Analysts at Keefe, Bruyette & Woods (KBW) believe that Tropical Storm Dorian is likely to impact reinsurers more than primary carriers if it strengthens and makes landfall in Florida.

Source: Reinsurance News - Matt Sheehan | Published on August 28, 2019

A Caution Sign in Front of Storm Clouds Warning of Hurricane Season.

Current forecasts suggest that Dorian could develop into a Category 2 hurricane with wind speeds in excess of 100mph before making landfall along the east coast of Florida on Monday morning.

At present, the storm is approaching several Caribbean islands, and is expected to near Category 1 status as it tracks over Puerto Rico and the Dominican Republic on Wednesday and Thursday.

Florida Governor Ron DeSantis has told residents in the storm’s path to prepare for “strong winds, heavy rain and flooding,” with significant storm surge also expected.

KBW noted that primary insurer retentions in the region tend to be fairly low, meaning that reinsurers may bear the worst losses if Dorian develops into a sizable hurricane event.

With Florida still reeling from the losses caused by Hurricane Irma in 2017 and Hurricane Michael in 2018, insurers in the state remain well reinsured and many have also taken advantage of greater use of the Florida Hurricane Catastrophe Fund (FHCF).

At the same time, some reinsurers have opted to grow their books in Florida, including the big four European reinsurers – Munich Re, Swiss Re, Hannover Re and SCOR.

Additionally, retrocession market capacity has shrunk and so reinsurers could be less well protected than in recent years should a major hurricane make landfall in Florida.

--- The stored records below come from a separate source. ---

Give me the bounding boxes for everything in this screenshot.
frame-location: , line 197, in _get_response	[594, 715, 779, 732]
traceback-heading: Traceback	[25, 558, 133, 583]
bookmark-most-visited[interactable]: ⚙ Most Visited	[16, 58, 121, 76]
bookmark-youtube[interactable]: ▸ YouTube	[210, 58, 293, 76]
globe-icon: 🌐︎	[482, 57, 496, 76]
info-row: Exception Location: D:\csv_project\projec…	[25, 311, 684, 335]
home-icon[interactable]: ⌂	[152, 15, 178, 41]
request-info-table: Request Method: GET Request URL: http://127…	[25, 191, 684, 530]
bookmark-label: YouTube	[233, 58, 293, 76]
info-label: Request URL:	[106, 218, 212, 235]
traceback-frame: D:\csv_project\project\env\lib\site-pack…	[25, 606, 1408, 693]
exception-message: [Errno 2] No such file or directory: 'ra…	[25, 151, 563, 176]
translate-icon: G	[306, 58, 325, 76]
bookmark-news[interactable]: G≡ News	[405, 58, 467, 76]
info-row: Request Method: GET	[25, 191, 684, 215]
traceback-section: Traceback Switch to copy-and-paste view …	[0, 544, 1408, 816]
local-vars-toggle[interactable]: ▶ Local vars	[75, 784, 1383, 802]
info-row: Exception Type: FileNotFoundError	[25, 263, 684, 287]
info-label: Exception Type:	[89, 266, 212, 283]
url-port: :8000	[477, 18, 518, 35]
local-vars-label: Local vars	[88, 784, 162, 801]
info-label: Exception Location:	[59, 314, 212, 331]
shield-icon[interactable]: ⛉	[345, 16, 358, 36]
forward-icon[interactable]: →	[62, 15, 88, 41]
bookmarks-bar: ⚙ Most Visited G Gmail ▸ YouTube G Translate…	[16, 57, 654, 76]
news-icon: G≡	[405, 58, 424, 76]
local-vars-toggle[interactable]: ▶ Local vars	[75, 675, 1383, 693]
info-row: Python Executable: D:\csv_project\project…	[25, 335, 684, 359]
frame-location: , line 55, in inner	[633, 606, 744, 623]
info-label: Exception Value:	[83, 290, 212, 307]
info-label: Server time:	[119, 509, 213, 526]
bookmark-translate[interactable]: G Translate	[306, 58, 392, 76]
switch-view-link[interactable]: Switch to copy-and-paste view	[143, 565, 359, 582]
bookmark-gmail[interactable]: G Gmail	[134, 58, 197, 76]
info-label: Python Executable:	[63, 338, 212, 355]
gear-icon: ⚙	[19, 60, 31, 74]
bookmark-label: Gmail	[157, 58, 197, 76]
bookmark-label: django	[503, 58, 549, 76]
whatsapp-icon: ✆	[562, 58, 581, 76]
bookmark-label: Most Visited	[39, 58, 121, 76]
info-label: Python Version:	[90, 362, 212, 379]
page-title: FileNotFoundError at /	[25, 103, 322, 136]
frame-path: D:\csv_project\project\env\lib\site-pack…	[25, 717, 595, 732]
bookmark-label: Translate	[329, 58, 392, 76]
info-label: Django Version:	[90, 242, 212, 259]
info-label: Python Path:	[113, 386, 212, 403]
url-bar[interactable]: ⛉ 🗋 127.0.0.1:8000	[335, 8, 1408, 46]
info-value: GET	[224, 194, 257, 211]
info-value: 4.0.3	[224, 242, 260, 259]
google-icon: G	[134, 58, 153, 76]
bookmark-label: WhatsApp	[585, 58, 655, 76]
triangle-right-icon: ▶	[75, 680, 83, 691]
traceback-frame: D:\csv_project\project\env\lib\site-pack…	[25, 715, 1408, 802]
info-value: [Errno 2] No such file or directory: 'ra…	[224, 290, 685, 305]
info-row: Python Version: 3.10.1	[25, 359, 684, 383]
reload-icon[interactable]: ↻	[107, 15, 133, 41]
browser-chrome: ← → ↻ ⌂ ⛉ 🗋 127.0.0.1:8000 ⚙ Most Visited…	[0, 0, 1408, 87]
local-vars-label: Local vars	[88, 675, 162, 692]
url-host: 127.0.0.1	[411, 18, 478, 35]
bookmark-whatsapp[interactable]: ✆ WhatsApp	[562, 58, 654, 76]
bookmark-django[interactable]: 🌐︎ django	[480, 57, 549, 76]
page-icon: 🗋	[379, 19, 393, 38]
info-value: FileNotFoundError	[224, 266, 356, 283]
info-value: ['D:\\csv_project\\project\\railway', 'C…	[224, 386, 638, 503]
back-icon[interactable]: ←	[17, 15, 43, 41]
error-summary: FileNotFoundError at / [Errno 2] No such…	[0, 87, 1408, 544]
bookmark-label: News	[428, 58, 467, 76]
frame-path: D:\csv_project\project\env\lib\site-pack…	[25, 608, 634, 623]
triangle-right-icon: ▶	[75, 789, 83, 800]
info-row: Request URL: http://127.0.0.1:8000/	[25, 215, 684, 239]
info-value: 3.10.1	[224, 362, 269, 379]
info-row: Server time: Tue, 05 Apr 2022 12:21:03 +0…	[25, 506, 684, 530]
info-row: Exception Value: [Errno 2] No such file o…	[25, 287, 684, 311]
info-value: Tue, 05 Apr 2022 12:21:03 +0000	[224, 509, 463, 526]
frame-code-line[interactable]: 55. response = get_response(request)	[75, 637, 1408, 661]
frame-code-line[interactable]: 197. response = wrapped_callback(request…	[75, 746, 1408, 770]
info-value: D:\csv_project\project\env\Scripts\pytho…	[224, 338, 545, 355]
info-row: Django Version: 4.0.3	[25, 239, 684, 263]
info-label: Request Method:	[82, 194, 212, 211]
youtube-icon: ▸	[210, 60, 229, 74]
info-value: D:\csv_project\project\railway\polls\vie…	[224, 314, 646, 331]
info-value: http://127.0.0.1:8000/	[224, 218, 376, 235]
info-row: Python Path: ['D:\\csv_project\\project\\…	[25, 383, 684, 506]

Major reinsurance firms have also been using increasing amounts of third-party capital to help them expand further into Florida at recent renewals, which has added to the expansion of their Florida exposures.

Current projections from the National Hurricane Center (NHC) show Dorian tracking to make landfall east of Orlando and south of Jacksonville, with Daytona Beach the largest city near projected landfall.

In a recent update, the NHC stated that “Dorian remains a compact and asymmetric tropical storm,” although that could change and the Center acknowledged that some projection models show Dorian “increasing in size by the time it nears the southeast U.S.”

However, some meteorologists have warned that, while damages from Storm Dorian could be severe, it still remains far too early to forecast any impacts.